19 Luglio 2025
L’aula era immersa nel silenzio teso delle interrogazioni. Sedici anime rannicchiate nei banchi, armate solo di penne mangiucchiate e sguardi evasivi.
Il professor Lattanzi, occhiali spessi e voce tagliente come gesso sulla lavagna, si aggirava tra i banchi come un falco sopra una pianura scolastica.
«Tu. Gatti. Interrogazione su Marco Loria. Scrittore contemporaneo. Via. Fammi l’elenco completo delle opere pubblicate fino al 2022. Ordine cronologico inverso. Titoli completi.»
Gatti sbiancò. «Eh… Il silenzio delle arance?»
«Primo errore!» tuonò Lattanzi. «Quello è del 2019, e in ordine inverso andava detto dopo Il tempo dell’ottavo giorno, pubblicato nel 2022. Seguente domanda: in che giorno della settimana ha firmato il contratto editoriale del suo primo romanzo?»
«… Martedì?»
«Mercoledì.
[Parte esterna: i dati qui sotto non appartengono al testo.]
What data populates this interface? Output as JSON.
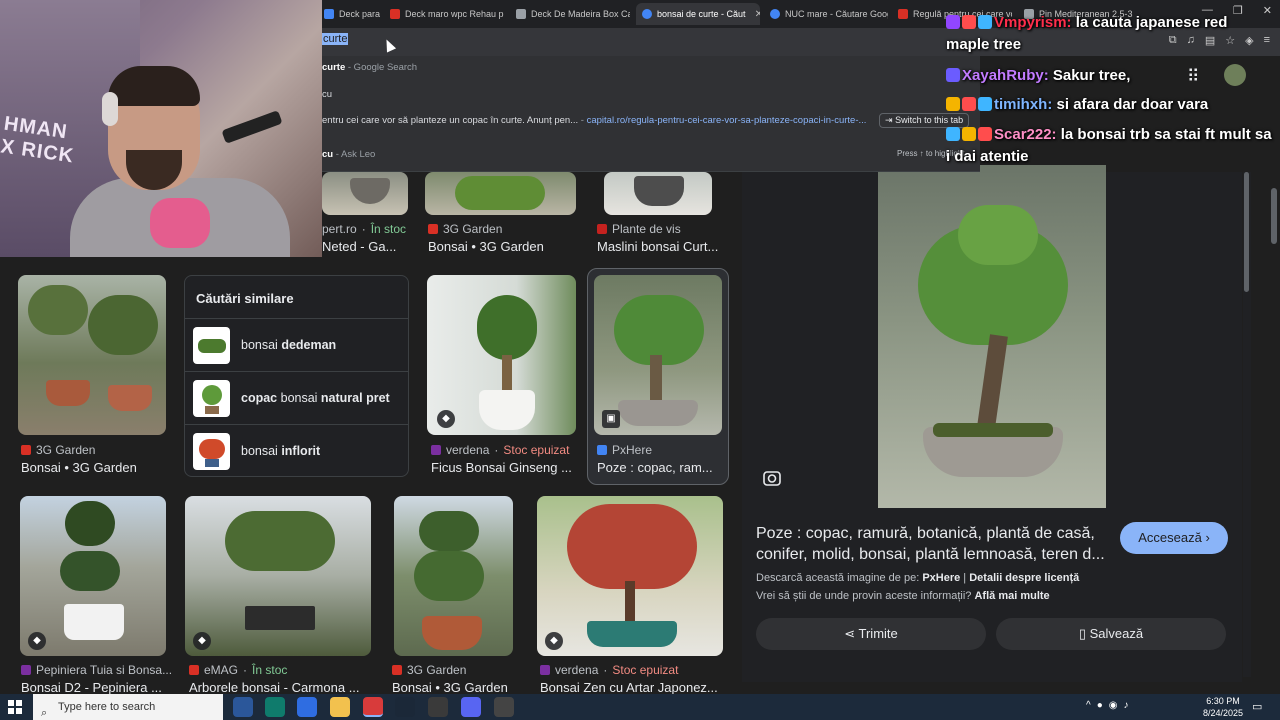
{
  "browser": {
    "tabs": [
      {
        "label": "Deck para P",
        "color": "#4285f4"
      },
      {
        "label": "Deck maro wpc Rehau pi",
        "color": "#d93025"
      },
      {
        "label": "Deck De Madeira Box Cap",
        "color": "#9aa0a6"
      },
      {
        "label": "bonsai de curte - Căut",
        "color": "#4285f4",
        "active": true
      },
      {
        "label": "NUC mare - Căutare Goog",
        "color": "#4285f4"
      },
      {
        "label": "Regulă pentru cei care vor",
        "color": "#d93025"
      },
      {
        "label": "Pin Mediteranean 2.5-3 m",
        "color": "#9aa0a6"
      }
    ],
    "omnibox_selected": "curte",
    "suggestions": {
      "s1_bold": "curte",
      "s1_rest": " - Google Search",
      "s2": "cu",
      "s3_text": "entru cei care vor să planteze un copac în curte. Anunț pen...",
      "s3_sep": " - ",
      "s3_link": "capital.ro/regula-pentru-cei-care-vor-sa-planteze-copaci-in-curte-...",
      "s4_bold": "cu",
      "s4_rest": " - Ask Leo",
      "switch_tab": "Switch to this tab",
      "press_hint": "Press ↑ to highlight"
    }
  },
  "webcam": {
    "logo_text": "HMAN X RICK"
  },
  "results": {
    "row0": [
      {
        "source": "pert.ro",
        "stock": "În stoc",
        "title": "Neted - Ga..."
      },
      {
        "source": "3G Garden",
        "title": "Bonsai • 3G Garden"
      },
      {
        "source": "Plante de vis",
        "title": "Maslini bonsai Curt..."
      }
    ],
    "row1": [
      {
        "source": "3G Garden",
        "title": "Bonsai • 3G Garden"
      },
      {
        "source": "verdena",
        "stock": "Stoc epuizat",
        "title": "Ficus Bonsai Ginseng ..."
      },
      {
        "source": "PxHere",
        "title": "Poze : copac, ram..."
      }
    ],
    "row2": [
      {
        "source": "Pepiniera Tuia si Bonsa...",
        "title": "Bonsai D2 - Pepiniera ..."
      },
      {
        "source": "eMAG",
        "stock": "În stoc",
        "title": "Arborele bonsai - Carmona ..."
      },
      {
        "source": "3G Garden",
        "title": "Bonsai • 3G Garden"
      },
      {
        "source": "verdena",
        "stock": "Stoc epuizat",
        "title": "Bonsai Zen cu Artar Japonez..."
      }
    ]
  },
  "similar": {
    "title": "Căutări similare",
    "items": [
      {
        "plain": "bonsai ",
        "bold": "dedeman",
        "plain_after": ""
      },
      {
        "plain": "",
        "bold": "copac",
        "plain_after": " bonsai ",
        "bold2": "natural pret"
      },
      {
        "plain": "bonsai ",
        "bold": "inflorit",
        "plain_after": ""
      }
    ]
  },
  "preview": {
    "title": "Poze : copac, ramură, botanică, plantă de casă, conifer, molid, bonsai, plantă lemnoasă, teren d...",
    "visit_label": "Accesează",
    "download_prefix": "Descarcă această imagine de pe: ",
    "download_source": "PxHere",
    "download_sep": " | ",
    "license": "Detalii despre licență",
    "info_prefix": "Vrei să știi de unde provin aceste informații? ",
    "info_link": "Află mai multe",
    "share_label": "Trimite",
    "save_label": "Salvează"
  },
  "chat": [
    {
      "user": "Vmpyrism:",
      "user_color": "#ff2e4c",
      "msg": " la cauta japanese red maple tree"
    },
    {
      "user": "XayahRuby:",
      "user_color": "#c27bff",
      "msg": " Sakur tree,"
    },
    {
      "user": "timihxh:",
      "user_color": "#7fb5ff",
      "msg": " si afara dar doar vara"
    },
    {
      "user": "Scar222:",
      "user_color": "#ff8fc7",
      "msg": " la bonsai trb sa stai ft mult sa i dai atentie"
    }
  ],
  "taskbar": {
    "search_placeholder": "Type here to search",
    "time": "6:30 PM",
    "date": "8/24/2025"
  }
}
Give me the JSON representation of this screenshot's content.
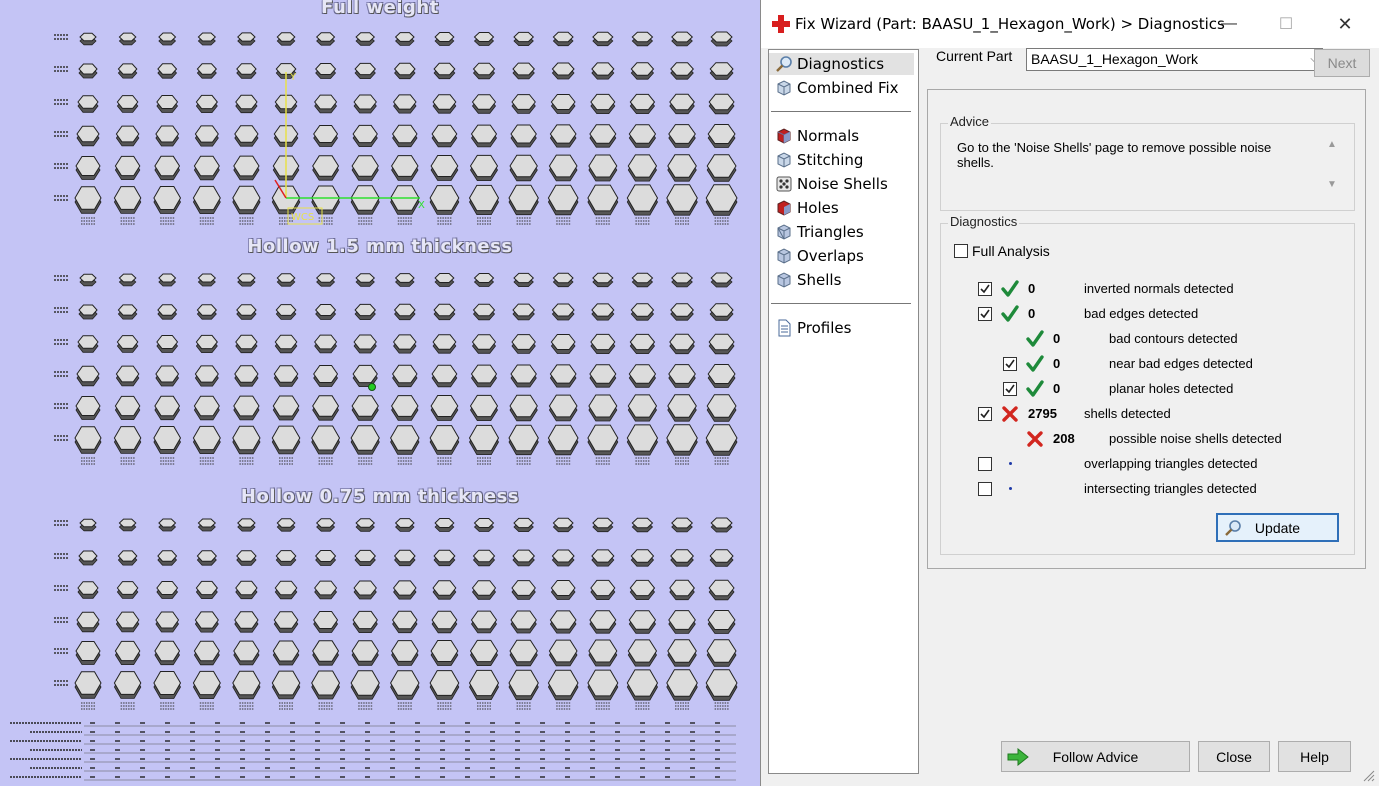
{
  "viewport": {
    "section_titles": [
      "Full weight",
      "Hollow 1.5 mm thickness",
      "Hollow 0.75 mm thickness"
    ],
    "axis_label": "WCS"
  },
  "dialog": {
    "title": "Fix Wizard (Part: BAASU_1_Hexagon_Work) > Diagnostics",
    "window_controls": {
      "minimize": "—",
      "maximize": "☐",
      "close": "✕"
    },
    "nav": {
      "top": [
        {
          "label": "Diagnostics",
          "icon": "magnifier-icon",
          "selected": true
        },
        {
          "label": "Combined Fix",
          "icon": "cube-icon"
        }
      ],
      "middle": [
        {
          "label": "Normals",
          "icon": "normals-icon"
        },
        {
          "label": "Stitching",
          "icon": "stitching-icon"
        },
        {
          "label": "Noise Shells",
          "icon": "noise-shells-icon"
        },
        {
          "label": "Holes",
          "icon": "holes-icon"
        },
        {
          "label": "Triangles",
          "icon": "triangles-icon"
        },
        {
          "label": "Overlaps",
          "icon": "overlaps-icon"
        },
        {
          "label": "Shells",
          "icon": "shells-icon"
        }
      ],
      "bottom": [
        {
          "label": "Profiles",
          "icon": "document-icon"
        }
      ]
    },
    "current_part_label": "Current Part",
    "current_part_value": "BAASU_1_Hexagon_Work",
    "next_label": "Next",
    "advice": {
      "title": "Advice",
      "text": "Go to the 'Noise Shells' page to remove possible noise shells."
    },
    "diagnostics": {
      "title": "Diagnostics",
      "full_analysis_label": "Full Analysis",
      "full_analysis_checked": false,
      "rows": [
        {
          "checkbox": true,
          "checked": true,
          "status": "ok",
          "count": "0",
          "label": "inverted normals detected",
          "indent": 0
        },
        {
          "checkbox": true,
          "checked": true,
          "status": "ok",
          "count": "0",
          "label": "bad edges detected",
          "indent": 0
        },
        {
          "checkbox": false,
          "checked": false,
          "status": "ok",
          "count": "0",
          "label": "bad contours detected",
          "indent": 1
        },
        {
          "checkbox": true,
          "checked": true,
          "status": "ok",
          "count": "0",
          "label": "near bad edges detected",
          "indent": 1
        },
        {
          "checkbox": true,
          "checked": true,
          "status": "ok",
          "count": "0",
          "label": "planar holes detected",
          "indent": 1
        },
        {
          "checkbox": true,
          "checked": true,
          "status": "fail",
          "count": "2795",
          "label": "shells detected",
          "indent": 0
        },
        {
          "checkbox": false,
          "checked": false,
          "status": "fail",
          "count": "208",
          "label": "possible noise shells detected",
          "indent": 1
        },
        {
          "checkbox": true,
          "checked": false,
          "status": "none",
          "count": "",
          "label": "overlapping triangles detected",
          "indent": 0
        },
        {
          "checkbox": true,
          "checked": false,
          "status": "none",
          "count": "",
          "label": "intersecting triangles detected",
          "indent": 0
        }
      ]
    },
    "update_label": "Update",
    "follow_advice_label": "Follow Advice",
    "close_label": "Close",
    "help_label": "Help",
    "colors": {
      "ok": "#1e8a3a",
      "fail": "#d2261f",
      "accent": "#2f6fb8"
    }
  }
}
Gravissimo.»
Gatti iniziava a sudare come una spugna lasciata in autostrada.
Il professore si voltò, pronto alla terza domanda («quante parole compongono l’indice analitico della sua raccolta di racconti?»), quando una sedia stridette.
Si era alzato un tipo dalla terza fila. Nessuno lo aveva mai visto prima. Capelli arruffati, barba da caffeina, giacca stropicciata con un segnalibro nel taschino. Sorrise con ironia, camminò fino alla cattedra, poi si voltò verso tutta la classe.
«Scusate l’intrusione. Sono Marco Loria.»
Silenzio lancinante.
«Lei è il professore, giusto?» disse, indicando Lattanzi. «Beh… nemmeno io saprei rispondere a quelle domande. Non mi ricordo quando ho firmato quel contratto. Anzi, non ricordo nemmeno perché ho iniziato a scrivere quel libro. Probabilmente per disperazione. O fame.»
Il professore lo fissava, impietrito come un’enciclopedia in fiamme.
«Vede, professore… si può leggere tutta la mia bibliografia senza capire nulla di quello che ho voluto dire. Ma se un ragazzo mi dicesse che una mia frase gli ha fatto venire un nodo alla gola… allora lì c’è davvero qualcosa. Insegni a sentirsi, non a schedare. Non siamo musei, siamo ferite aperte.»
Un mormorio percorse la classe. Gatti aveva smesso di sudare. Alcuni cominciavano a sorridere.
Il professore si schiarì la voce. «È altamente irregolare che…», «Imparare nozioni è irregolare,» lo interruppe Loria. «Pensare e sentire è regolare.»
Poi si voltò, diede una pacca sulla spalla a Gatti e, uscendo dall’aula, disse solo: «Ricorda: un autore non è una data di nascita. È una domanda.»
E se ne andò. Nessuno lo vide più. Qualcuno giura che fosse solo un attore mandato da un sardonico supplente. Ma in fondo, poco importa.
Da quel giorno, il professor Lattanzi iniziò a fare domande diverse. Tipo: «Che cosa ti ha fatto provare questo libro?» Così il banco diventò un luogo un po’ meno spaventoso.